Министр внутренних дел попросил разрешения позвонить по телефону и набрал номер комиссара полиции. Услыхав, что Мана должны перевести в этот день из полицейского участка в городскую тюрьму, он сказал:
– Распорядитесь, чтобы это сделали с утра и провезли его мимо кремационных гхатов. Его брат подъедет к отделению полиции и будет сопровождать заключенного. Наручники не надевайте – бежать он не попытается. Постарайтесь закончить со всеми необходимыми формальностями часам к десяти.
– Будет сделано, министр-сахиб, – ответил комиссар.
Л. Н. Агарвал хотел положить трубку, но тут ему в голову пришла еще одна мысль.
– И передайте начальнику участка, чтобы на всякий случай наготове был парикмахер, но заключенному ничего не рассказывайте. Его брат все объяснит.
Но когда Пран подошел к камере Мана, ему не пришлось ничего объяснять. Увидев обритую голову брата, Ман все понял. Он стал громко рыдать без слез и биться головой о тюремную решетку. Полисмен с ключами был изумлен, видя столь неожиданный взрыв чувств; младший инспектор схватил у него ключи и выпустил Мана из камеры. Тот бросился к брату в объятия, издавая жуткие нечеловеческие стоны.

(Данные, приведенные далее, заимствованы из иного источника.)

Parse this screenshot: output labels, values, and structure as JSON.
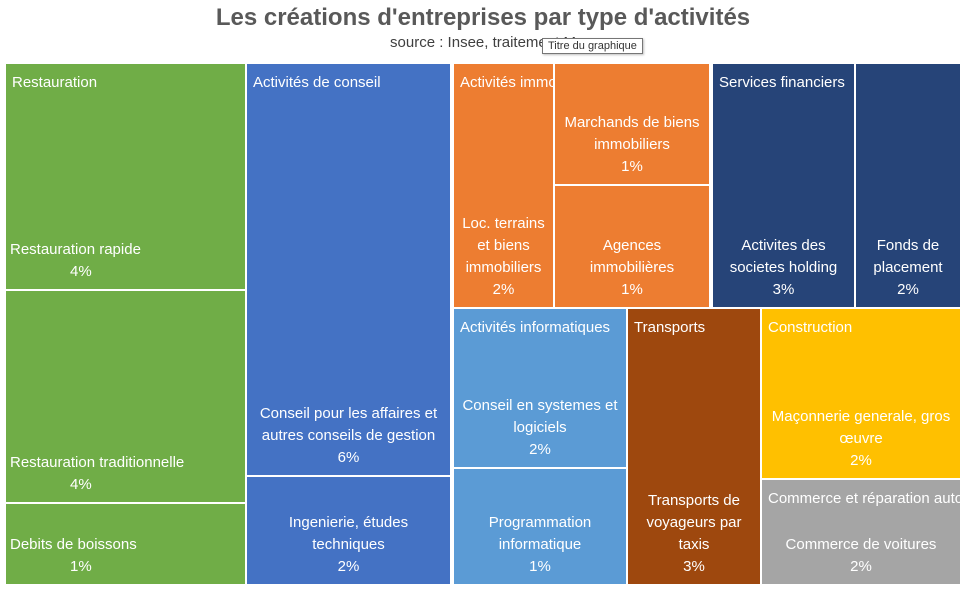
{
  "title": "Les créations d'entreprises par type d'activités",
  "subtitle": "source : Insee, traitement M",
  "tooltip": "Titre du graphique",
  "chart_data": {
    "type": "treemap",
    "title": "Les créations d'entreprises par type d'activités",
    "subtitle": "source : Insee, traitement M",
    "groups": [
      {
        "name": "Restauration",
        "color": "#70AD47",
        "items": [
          {
            "name": "Restauration rapide",
            "value": 4,
            "label": "4%"
          },
          {
            "name": "Restauration traditionnelle",
            "value": 4,
            "label": "4%"
          },
          {
            "name": "Debits de boissons",
            "value": 1,
            "label": "1%"
          }
        ]
      },
      {
        "name": "Activités de conseil",
        "color": "#4472C4",
        "items": [
          {
            "name": "Conseil pour les affaires et autres conseils de gestion",
            "value": 6,
            "label": "6%"
          },
          {
            "name": "Ingenierie, études techniques",
            "value": 2,
            "label": "2%"
          }
        ]
      },
      {
        "name": "Activités immobilières",
        "color": "#ED7D31",
        "items": [
          {
            "name": "Loc. terrains et biens immobiliers",
            "value": 2,
            "label": "2%"
          },
          {
            "name": "Marchands de biens immobiliers",
            "value": 1,
            "label": "1%"
          },
          {
            "name": "Agences immobilières",
            "value": 1,
            "label": "1%"
          }
        ]
      },
      {
        "name": "Services financiers",
        "color": "#264478",
        "items": [
          {
            "name": "Activites des societes holding",
            "value": 3,
            "label": "3%"
          },
          {
            "name": "Fonds de placement",
            "value": 2,
            "label": "2%"
          }
        ]
      },
      {
        "name": "Activités informatiques",
        "color": "#5B9BD5",
        "items": [
          {
            "name": "Conseil en systemes et logiciels",
            "value": 2,
            "label": "2%"
          },
          {
            "name": "Programmation informatique",
            "value": 1,
            "label": "1%"
          }
        ]
      },
      {
        "name": "Transports",
        "color": "#9E480E",
        "items": [
          {
            "name": "Transports de voyageurs par taxis",
            "value": 3,
            "label": "3%"
          }
        ]
      },
      {
        "name": "Construction",
        "color": "#FFC000",
        "items": [
          {
            "name": "Maçonnerie generale, gros œuvre",
            "value": 2,
            "label": "2%"
          }
        ]
      },
      {
        "name": "Commerce et réparation autos",
        "color": "#A5A5A5",
        "items": [
          {
            "name": "Commerce de voitures",
            "value": 2,
            "label": "2%"
          }
        ]
      }
    ]
  }
}
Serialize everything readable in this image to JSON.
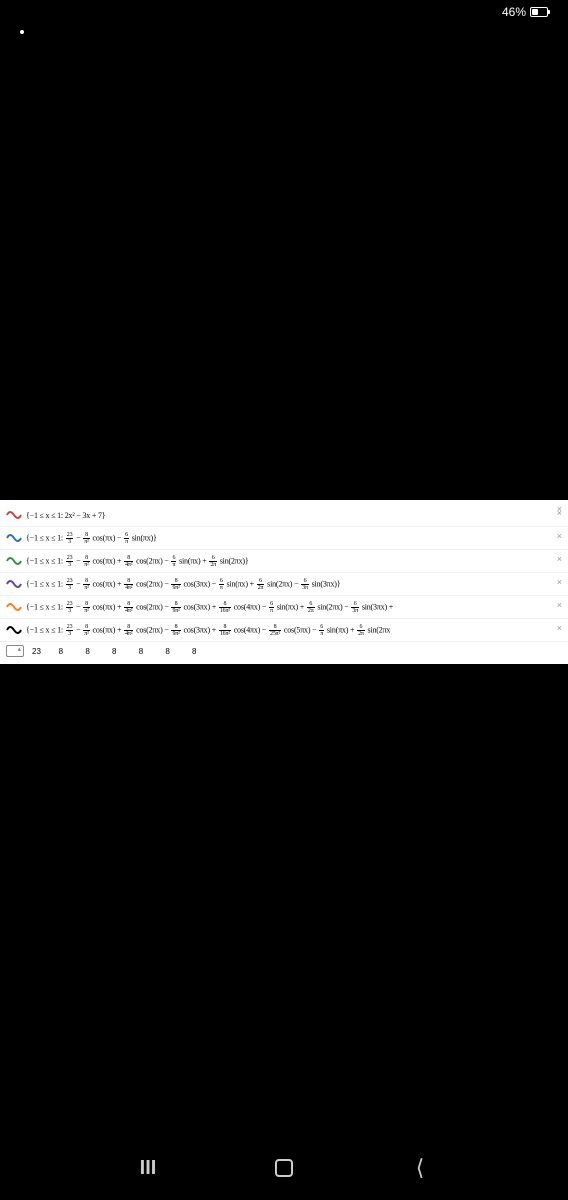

Пран долго успокаивал брата мягким тоном, и в конце концов Ман затих.
– Мне сказали, что у вас есть парикмахер, который может побрить брату голову, – повернулся Пран к инспектору. – Мы поедем отсюда к гхатам.
Инспектор объяснил извиняющимся тоном, что с этим возникла проблема. В тюрьму должны были пригласить кассира железнодорожного вокзала, чтобы он опознал Мана среди нескольких представленных ему человек, и поэтому инспектор не мог позволить Ману брить голову.
– Нелепость какая-то, – сказал Пран, глядя инспектору в усы и думая, что его тоже не мешало бы постричь. – Министр внутренних дел при мне говорил…
– Я разговаривал с комиссаром об этом десять минут назад, – отрезал инспектор. Было ясно, что комиссар значит для него куда больше, чем даже премьер-министр.
Они подъехали к гхату около одиннадцати. Полицейский остался чуть в стороне. Солнце стояло высоко, день был теплее обычного в это время года. Присутствовали одни лишь мужчины. C лица умершей удалили ватные тампоны, цветы и желтое покрывало убрали тоже, тело положили на два длинных бревна и накрыли другими.
Ее муж под руководством распорядителя произвел все необходимые при ритуале действия. Лицо Махеша Капура, убежденного рационалиста, не выдавало его отношения к используемым гхи и сандаловому дереву, к сваха и распоряжениям дóмов[216]
, сооружавших погребальный костер. От костра шел удушливый дым, и не было ветра с Ганга, который мог бы его быстро рассеять, но Махеш Капур, казалось, не замечал дыма.Ман стоял рядом с братом, и тому казалось, что Ман вот-вот упадет. Он видел, как языки пламени лижут лицо матери, а лицо отца скрывал дым.
«Это моя вина, аммаджи, – думал Ман, хотя никто не бросал ему этого упрека. – Это из-за того, что я сделал. И как отзовется то, что я сделал, на Вине, Пране и баоджи? Я никогда не прощу себе этого, и никто в семье никогда меня не простит».